Linos Book Symposium: Comments by Eric Posner

Linos Book Symposium: Comments by Eric Posner

[Eric Posner is Kirkland & Ellis Professor of Law and Aaron Director Research Scholar at the University of Chicago]

I’m going to focus on a narrow issue, one that Katerina takes up in the last chapter of her impressive book, and that is the relationship between policy diffusion (the topic of her book) and international law (which is something of an afterthought), and specifically the debate as to why states comply with international law. I can see a few possibilities.

First, there is no relationship between the argument in her book and international law. Katerina argues that state X may adopt the policies of state Y because voters in X perceive the success of the policy in Y as evidence of its value, but this process of diffusion says nothing about why state X may comply with an agreement with state Y. Suppose, for example, that state X and state Y enter into a mutual defense pact. The fact that X may imitate Y’s domestic policies, or even foreign policies, does not mean that X will comply with the pact.

Second, the book suggests that international law is weaker than generally recognized.
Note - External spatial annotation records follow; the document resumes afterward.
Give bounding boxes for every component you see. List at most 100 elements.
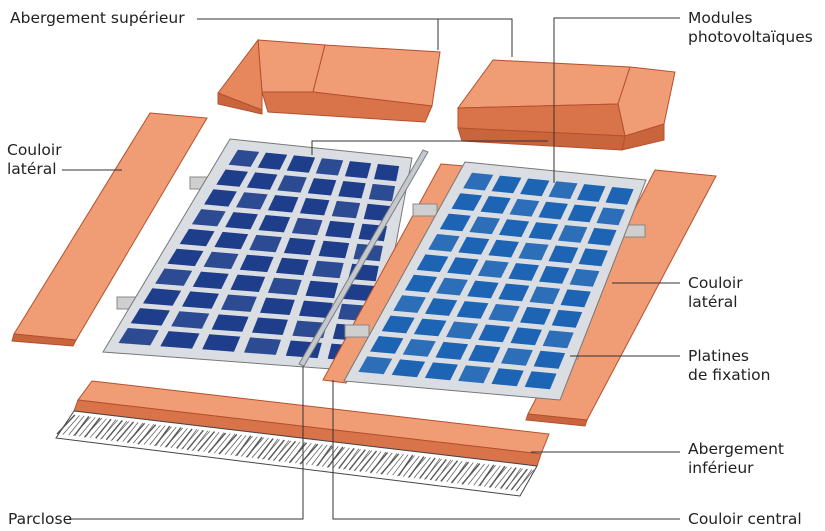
module-right-cell (447, 257, 479, 275)
module-right-cell (436, 277, 468, 296)
module-right-cell (529, 286, 561, 305)
module-left-cell (260, 297, 295, 315)
module-left-cell (143, 288, 182, 306)
module-right-cell (488, 239, 519, 258)
module-left-cell (118, 328, 159, 346)
brush-bristle (478, 465, 496, 487)
module-left-cell (244, 337, 281, 355)
module-left-cell (203, 251, 239, 270)
module-left-cell (252, 317, 288, 335)
brush-bristle (326, 447, 346, 468)
brush-bristle (365, 451, 382, 473)
brush-bristle (392, 454, 409, 476)
brush-bristle (143, 424, 161, 445)
module-right-cell (551, 309, 583, 328)
couloir-lateral-left (11, 112, 208, 347)
abergement-superieur-left (217, 38, 441, 123)
label-abergement-inferieur: Abergement inférieur (688, 440, 784, 477)
module-right-cell (477, 260, 509, 278)
module-left-cell (283, 237, 316, 256)
brush-bristle (348, 449, 366, 471)
brush-bristle (440, 460, 459, 482)
brush-bristle (500, 467, 517, 490)
brush-bristle (133, 423, 150, 444)
brush-bristle (461, 463, 481, 485)
module-left-cell (325, 220, 355, 239)
leader-lines (62, 17, 680, 520)
module-left-cell (221, 294, 257, 312)
module-right-cell (498, 219, 530, 238)
module-right-cell (587, 227, 617, 246)
brush-bristle (176, 428, 193, 449)
module-left-cell (228, 149, 260, 167)
brush-bristle (100, 419, 118, 440)
module-right-cell (424, 362, 458, 381)
module-right-cell (548, 245, 579, 264)
module-left-cell (258, 215, 291, 233)
brush-bristle (284, 441, 301, 463)
brush-bristle (110, 421, 130, 441)
module-left-cell (275, 257, 309, 276)
brush-bristle (380, 453, 400, 475)
module-left-cell (368, 183, 396, 202)
brush-bristle (105, 420, 123, 441)
brush-bristle (446, 460, 463, 483)
brush-bristle (164, 427, 184, 448)
brush-bristle (397, 455, 415, 477)
module-right-cell (370, 336, 404, 354)
abergement-inferieur-brush (56, 414, 535, 492)
module-right-cell (520, 178, 550, 197)
label-modules-photovoltaiques: Modules photovoltaïques (688, 9, 813, 46)
module-left-cell (277, 175, 307, 193)
brush-bristle (288, 442, 308, 464)
module-right-cell (533, 350, 566, 369)
brush-bristle (510, 468, 528, 491)
module-left-cell (318, 240, 350, 259)
brush-bristle (424, 458, 442, 480)
module-right-cell (402, 339, 436, 357)
brush-bristle (386, 454, 404, 475)
brush-bristle (126, 422, 146, 444)
abergement-inferieur (55, 380, 550, 497)
module-right-cell (518, 242, 549, 261)
brush-bristle (267, 439, 285, 461)
brush-bristle (488, 466, 508, 488)
module-left-cell (167, 248, 204, 267)
module-left-cell (182, 291, 219, 309)
brush-bristle (262, 439, 280, 460)
brush-bristle (484, 465, 501, 487)
brush-bristle (457, 462, 474, 484)
brush-bristle (95, 418, 112, 439)
module-left-cell (315, 158, 344, 176)
brush-bristle (122, 422, 139, 442)
label-couloir-lateral-right: Couloir latéral (688, 274, 743, 311)
brush-bristle (369, 451, 389, 474)
module-right-cell (467, 280, 499, 299)
brush-bristle (241, 436, 258, 457)
brush-bristle (272, 440, 292, 462)
brush-bristle (473, 464, 490, 486)
brush-bristle (56, 414, 76, 435)
module-left-cell (312, 260, 344, 279)
label-platines-de-fixation: Platines de fixation (688, 347, 771, 384)
module-right-cell (393, 295, 426, 313)
brush-bristle (68, 415, 85, 436)
module-left-cell (202, 334, 241, 352)
brush-bristle (450, 461, 470, 484)
module-right-cell (480, 196, 511, 214)
module-right-cell (478, 324, 511, 343)
module-left-cell (171, 311, 210, 329)
brush-bristle (257, 438, 274, 459)
module-right-cell (469, 216, 500, 235)
brush-bristle (305, 444, 323, 465)
module-right-cell (501, 347, 533, 366)
brush-bristle (149, 425, 166, 446)
module-left-cell (214, 231, 249, 250)
module-right-cell (538, 201, 568, 220)
brush-bristle (224, 434, 242, 455)
module-right-cell (381, 315, 415, 334)
module-right-cell (425, 298, 458, 316)
brush-bristle (311, 444, 328, 466)
module-right-cell (510, 327, 542, 346)
module-right-cell (605, 187, 634, 205)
Maybe what appears to be compliance with international law because it is law is actually the diffusion of policies. X and Y agree to reduce tariff barriers but X lowers its barriers not because of its treaty but because Y, for independent domestic reasons, lowers its barriers, and X mimics Y. Policy diffusion, not international law, is the causal factor. Thus, if numerous other states raise their trade barriers, we would expect X or Y to raise their trade barriers as well, in violation of the agreement.

Third, states comply with treaties because the treaties themselves become a vehicle for the diffusion of policy. States X and Y enter the WTO and comply with its rulings in order to obtain gains from trade. State Z can more easily imitate X and Y’s policies by observing the WTO’s rulings than by surveying numerous states. If Z is itself a member of the WTO, then policy diffusion here may in some sense cause Z to comply with the WTO, or at least act consistently with it. Note, however, that according to Katerina’s argument, Z would comply with the WTO rulings even if Z were not a WTO member and thus had no legal obligation to do so.

Katerina endorses the third hypothesis, but her evidence does not distinguish it from the other two. This matters when we consider her claim that her thesis and evidence should quiet those who criticize international law because it interferes with democracy by constraining domestic politics. Katerina’s argument that international law generates information that voters can use to discipline their political agents depends on an implicit assumption, never defended, that policy differences across states are mainly due to asymmetric information, and not heterogeneous values and preferences.

There are three problems with this assumption. First, people in different countries really do have different values and interests; no amount of information-sharing will overcome differences between fundamentalist Muslims in Karachi and secular Jews in New York City. Much of international law is designed to create workable compromises between people who might otherwise be inclined to kill each other. When two countries settle a border dispute or agree to reduce arms, they benefit through mutual constraint. Their activities have nothing to do with policy diffusion.

Second, policy diffusion itself is a more ambiguous phenomenon than Katerina lets on. When state X adopts the policies of state Y, it can be difficult to distinguish between learning and mere herd behavior. In the case of herd behavior, no information is shared. International organizations that set standards may, as Katerina argues, help spread valuable information, but they may also create uniformity across countries that does not serve the interests of diverse populations. When one considers the history of policy diffusion, one should not neglect the spread of communism and fascism, or—if you want—imperialism or neoliberalism. Bad policies diffuse just as effectively as good policies do. Indeed, beyond this, Katerina does not show that international policy diffusion is a significant phenomenon, as she selects on the dependent variable, as empiricists like to say. How many policies are not imitated?

Finally, one ought to distinguish between a country nominally adopting a policy and actually implementing it. Katerina focuses on developed countries, and it is reasonable to assume for such countries that legislating a policy like a national health system is the same as implementing it. But the governments of many countries (particularly, poor countries) pass legislation or issue decrees in which they imitate the policies of western countries but do not implement them, often because they lack a competent bureaucracy or independent judicial system that enforces the law. Ratification of human rights treaties, sometimes leading to sham constitutions or empty legislation, is an important example.